"""Walsh-Hadamard transform helpers.

We use:
  - hadamard_matrix(n)            for arbitrary power-of-2 n
  - block_hadamard_inplace()      to apply n×n WHT to fixed-size blocks of
                                  a longer vector / row of a matrix
"""
from __future__ import annotations

import math

import numpy as np
import torch


def hadamard_matrix(n: int, dtype=torch.float32) -> torch.Tensor:
    """Return the n×n NORMALIZED Walsh-Hadamard matrix.

    H is its own inverse (H H = I) so quantization rotations cancel under
    H @ Wᵀ ··· W @ Hᵀ ≡ identity. n must be a power of 2.
    """
    if n <= 0 or (n & (n - 1)) != 0:
        raise ValueError(f"n must be a positive power of 2, got {n}")
    H = torch.tensor([[1.0]], dtype=dtype)
    while H.shape[0] < n:
        H = torch.cat(
            [torch.cat([H, H], dim=1), torch.cat([H, -H], dim=1)],
            dim=0,
        )
    return H / math.sqrt(n)


def block_hadamard_inplace(W: torch.Tensor, axis: int = -1, block: int = 128) -> None:
    """Apply n×n Hadamard to every contiguous `block`-sized slice along `axis`.

    Used when the full dim isn't a power of 2 (e.g. ffn_dim=11008).
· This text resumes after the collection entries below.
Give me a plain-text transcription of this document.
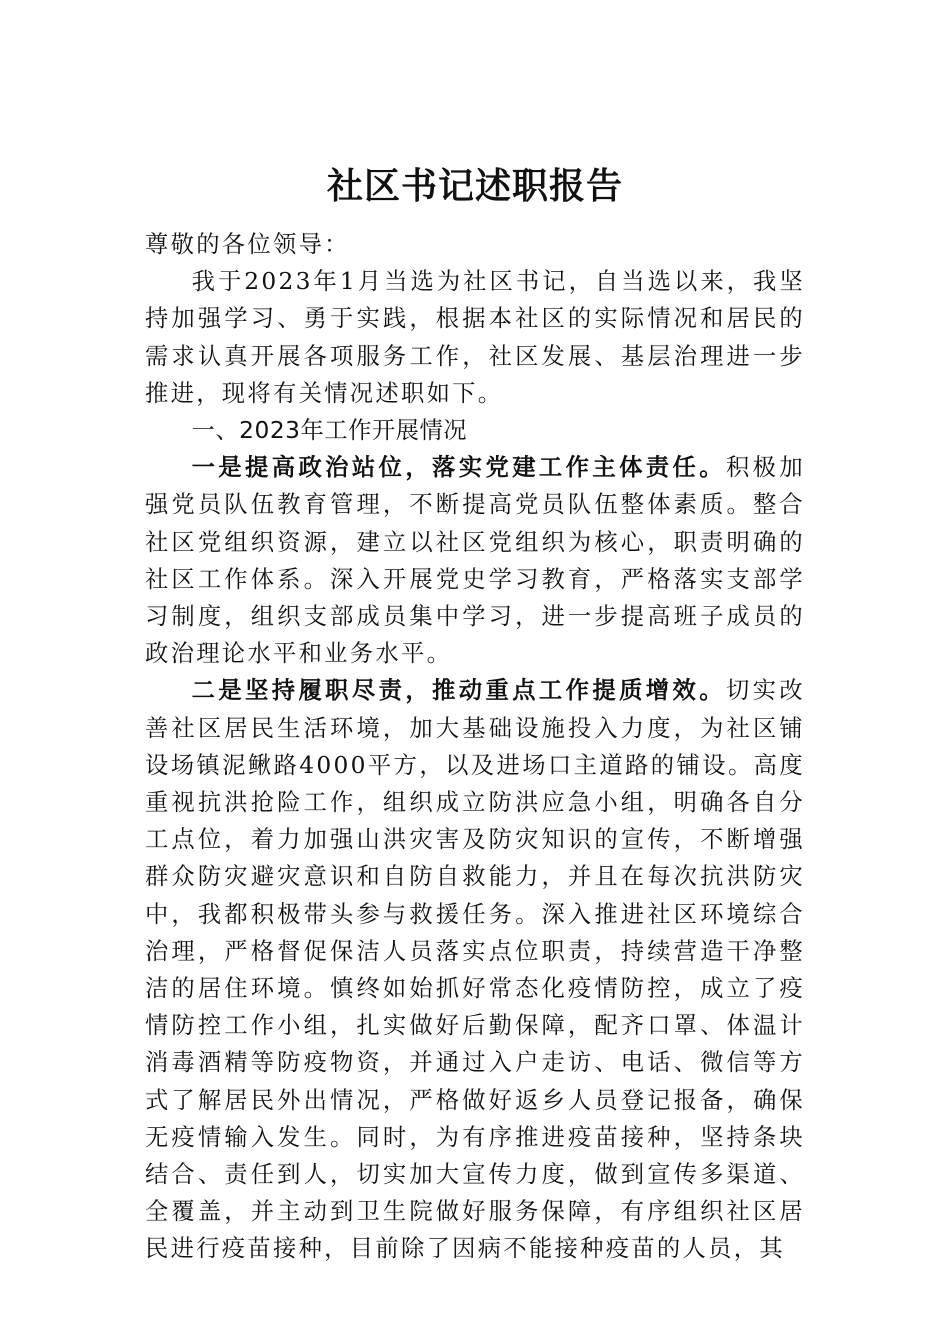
社区书记述职报告

尊敬的各位领导：

我于2023年1月当选为社区书记，自当选以来，我坚持加强学习、勇于实践，根据本社区的实际情况和居民的需求认真开展各项服务工作，社区发展、基层治理进一步推进，现将有关情况述职如下。

一、2023年工作开展情况

一是提高政治站位，落实党建工作主体责任。积极加强党员队伍教育管理，不断提高党员队伍整体素质。整合社区党组织资源，建立以社区党组织为核心，职责明确的社区工作体系。深入开展党史学习教育，严格落实支部学习制度，组织支部成员集中学习，进一步提高班子成员的政治理论水平和业务水平。

二是坚持履职尽责，推动重点工作提质增效。切实改善社区居民生活环境，加大基础设施投入力度，为社区铺设场镇泥鳅路4000平方，以及进场口主道路的铺设。高度重视抗洪抢险工作，组织成立防洪应急小组，明确各自分工点位，着力加强山洪灾害及防灾知识的宣传，不断增强群众防灾避灾意识和自防自救能力，并且在每次抗洪防灾中，我都积极带头参与救援任务。深入推进社区环境综合治理，严格督促保洁人员落实点位职责，持续营造干净整洁的居住环境。慎终如始抓好常态化疫情防控，成立了疫情防控工作小组，扎实做好后勤保障，配齐口罩、体温计消毒酒精等防疫物资，并通过入户走访、电话、微信等方式了解居民外出情况，严格做好返乡人员登记报备，确保无疫情输入发生。同时，为有序推进疫苗接种，坚持条块结合、责任到人，切实加大宣传力度，做到宣传多渠道、全覆盖，并主动到卫生院做好服务保障，有序组织社区居民进行疫苗接种，目前除了因病不能接种疫苗的人员，其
Block
    size 128 fits comfortably in L1 and is a power of 2.
    """
    n = W.shape[axis]
    if n % block != 0:
        raise ValueError(f"axis dim {n} not divisible by block {block}")
    H = hadamard_matrix(block, dtype=W.dtype).to(W.device)
    # Reshape axis -> (n//block, block), apply H on the last dim, reshape back.
    moved = W.transpose(axis, -1)            # bring axis to last
    shape = moved.shape
    g = shape[-1] // block
    moved = moved.reshape(*shape[:-1], g, block)
    moved = moved @ H                        # last-axis matmul; H is symmetric
    moved = moved.reshape(*shape)
    out = moved.transpose(axis, -1)
    W.copy_(out)


def is_orthogonal(H: torch.Tensor, tol: float = 1e-5) -> bool:
    """Self-check: H @ Hᵀ ≈ I."""
    n = H.shape[0]
    err = (H @ H.t() - torch.eye(n, dtype=H.dtype)).abs().max().item()
    return err < tol


# numpy convenience for tooling that doesn't want a torch dep
def hadamard_matrix_np(n: int) -> np.ndarray:
    return hadamard_matrix(n, dtype=torch.float64).numpy()